ADDIO ALLE SCARPE

La mattina del 27 febbraio il colonnello Gatto, con oscura determinazione, rinunziò alle calze e alle scarpe e si preparò ad affrontare la giornata in questa imperfetta uniforme.
Tossì un’ultima volta sul pianerottolo. Chiamò l’ascensore pensando che il passaggio dalla moquette dell’appartamento al marmo condominiale non era stato così traumatico, considerando la bassa stagione.
I calli? – si chiese, forse con eccessiva pedanteria – oppure il pregiudizio che il marmo, comunque, anche in forno, resti freddo? – In compenso, sentì raccogliersi nelle valli delle dita dei piedi, un cospicuo contingente di polvere.
Questo malgrado fosse lunedì.
Come ogni mattina, appena decisamente chiusa la porta dell’ascensore (è strano come una mentalità militare sia perfettamente riconoscibile anche osservando chiudere l’ascensore!), salutò la portiera e gua-dagnò con passi marziali l’uscita.
Ma sullo stuoino gigante del portone fece dietrofront e, sconvolgendo la povera donna che non aveva mai avuto l’onore di avere rivolta la parola, le puntò l’indice.

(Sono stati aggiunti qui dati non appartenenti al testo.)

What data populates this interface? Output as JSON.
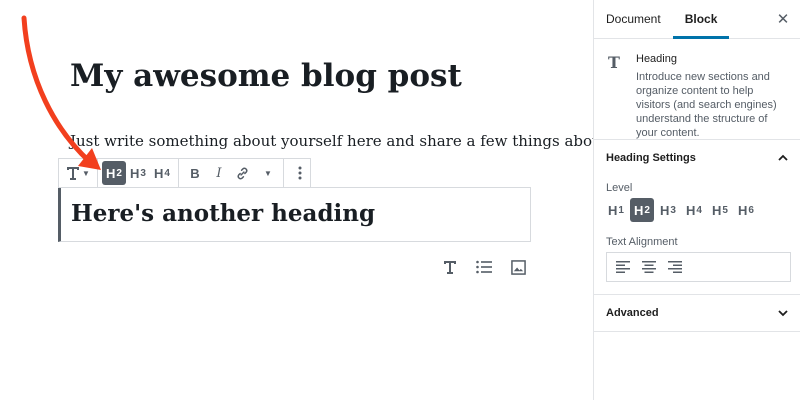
{
  "editor": {
    "post_title": "My awesome blog post",
    "paragraph": "Just write something about yourself here and share a few things about why",
    "heading_text": "Here's another heading",
    "toolbar": {
      "block_type_icon": "paragraph-T-icon",
      "levels": [
        {
          "letter": "H",
          "num": "2",
          "active": true
        },
        {
          "letter": "H",
          "num": "3",
          "active": false
        },
        {
          "letter": "H",
          "num": "4",
          "active": false
        }
      ],
      "bold_label": "B",
      "italic_label": "I",
      "link_icon": "link-icon",
      "more_icon": "more-vertical-icon"
    },
    "inserters": [
      "paragraph-icon",
      "list-icon",
      "image-icon"
    ],
    "annotation_arrow_color": "#f23f1e"
  },
  "sidebar": {
    "tabs": [
      {
        "label": "Document",
        "active": false
      },
      {
        "label": "Block",
        "active": true
      }
    ],
    "close_label": "✕",
    "block_card": {
      "icon": "T",
      "title": "Heading",
      "description": "Introduce new sections and organize content to help visitors (and search engines) understand the structure of your content."
    },
    "heading_settings": {
      "title": "Heading Settings",
      "level_label": "Level",
      "levels": [
        {
          "letter": "H",
          "num": "1",
          "active": false
        },
        {
          "letter": "H",
          "num": "2",
          "active": true
        },
        {
          "letter": "H",
          "num": "3",
          "active": false
        },
        {
          "letter": "H",
          "num": "4",
          "active": false
        },
        {
          "letter": "H",
          "num": "5",
          "active": false
        },
        {
          "letter": "H",
          "num": "6",
          "active": false
        }
      ],
      "alignment_label": "Text Alignment",
      "alignments": [
        "align-left-icon",
        "align-center-icon",
        "align-right-icon"
      ]
    },
    "advanced_title": "Advanced"
  },
  "colors": {
    "accent": "#0073aa",
    "active_button": "#555d66",
    "text": "#191e23"
  }
}
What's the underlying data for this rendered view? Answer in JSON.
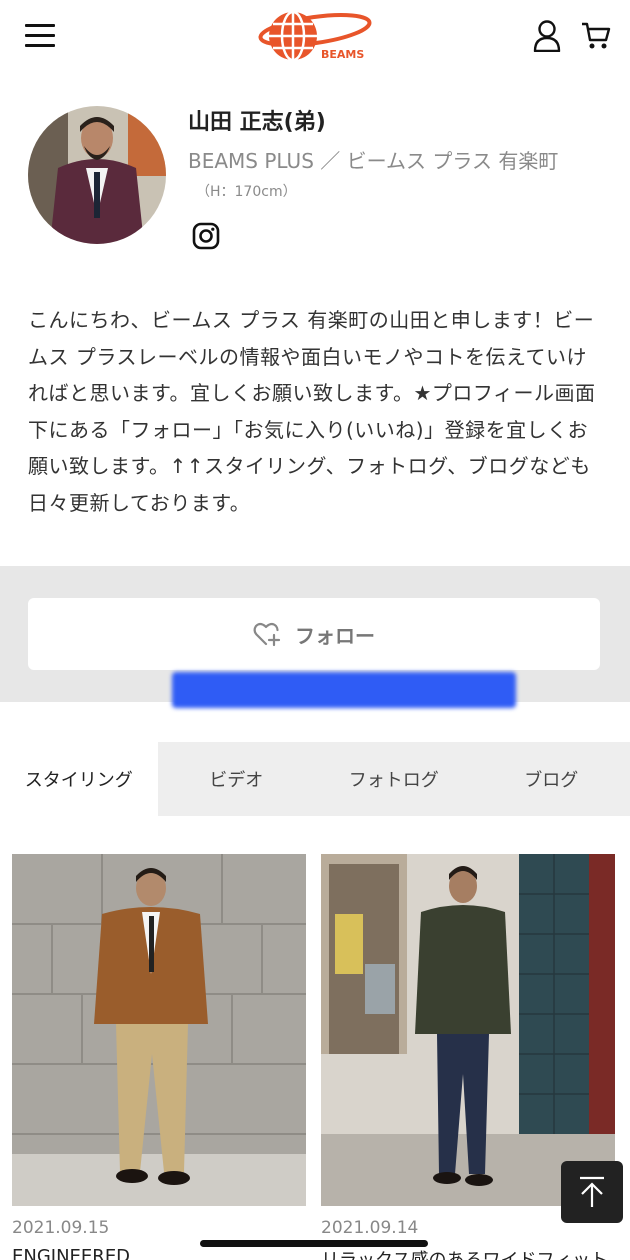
{
  "header": {
    "logo_text": "BEAMS"
  },
  "profile": {
    "name": "山田 正志(弟)",
    "shop": "BEAMS PLUS ／ ビームス プラス 有楽町",
    "height": "（H：170cm）",
    "bio": "こんにちわ、ビームス プラス 有楽町の山田と申します！ビームス プラスレーベルの情報や面白いモノやコトを伝えていければと思います。宜しくお願い致します。★プロフィール画面下にある「フォロー」「お気に入り(いいね)」登録を宜しくお願い致します。↑↑スタイリング、フォトログ、ブログなども日々更新しております。"
  },
  "follow": {
    "label": "フォロー"
  },
  "tabs": [
    {
      "label": "スタイリング",
      "active": true
    },
    {
      "label": "ビデオ",
      "active": false
    },
    {
      "label": "フォトログ",
      "active": false
    },
    {
      "label": "ブログ",
      "active": false
    }
  ],
  "cards": [
    {
      "date": "2021.09.15",
      "title": "ENGINEERED"
    },
    {
      "date": "2021.09.14",
      "title": "リラックス感のあるワイドフィット"
    }
  ],
  "colors": {
    "logo_orange": "#e8552a",
    "redaction_blue": "#2f5cf5",
    "band_gray": "#e7e7e7"
  }
}
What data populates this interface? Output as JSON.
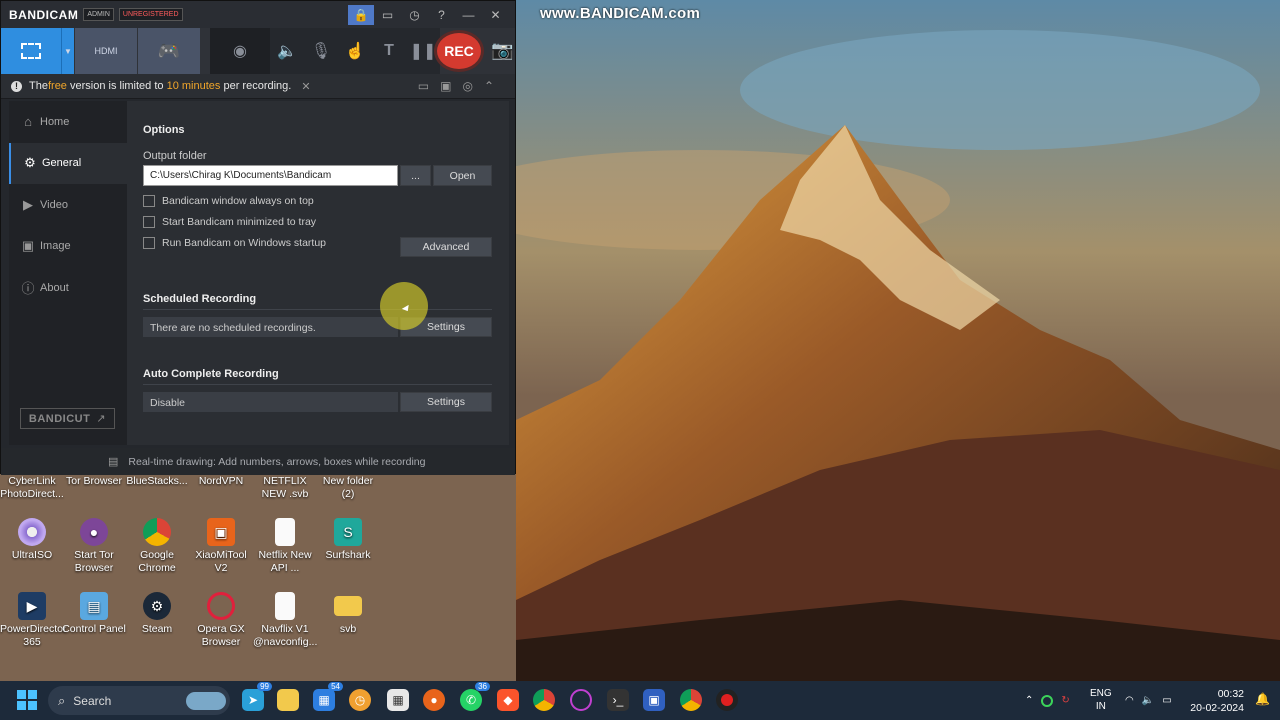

Questo indice decoratissimo non aveva, in verità, nulla da invidiare alle baionette che noi italiani usammo sul Carso; da questo indice, percosiddire, carico, dalla sua bocca rotonda e monodentata partì il primo e definitivo colpo: – Se non sbaglio, è proprio di lunedì che lei ha dichiarato al Consiglio Riunito di questo Condominio (Gatto, lo dice il nome stesso, non era tedesco ma era un generale, bisogna capirlo) che avrebbe ottemperato l’impegno di pulire queste nostre scale! – E così dicendo, si rivoltò militarescamente, e scomparve alla vista della portiera. La quale, non si può dire quanto fosse ancora meravigliata della confidenza o, invece, spiazzata dalla scalzità proprio ingiustificabile del più austero inquilino del palazzo più austero del.
Più rapido con le palme dei piedi che con le suole, il colonnello aveva intanto raggiunto l’angolo vicino, svoltato ed adesso si trovava in attesa, tra una torma di studenti medi, bassi e alti, alla fermata dell’autobus.
Vi rimase tanto a lungo, ad aspettare chissà quale autobus che non arrivò mai e mai sarebbe dovuto passare da lì, che i giardinieri, su ordinanza dell’assessore alle Ville e Giardini, vi scavarono attorno una aiuola, la riempirono di buona terra di torba e la protessero con un’inferriata gentile e barocca.
Rigogliose piantine di violaciocca e di nontiscordardime col tempo e la buona stagione occultarono pigramente le nudità.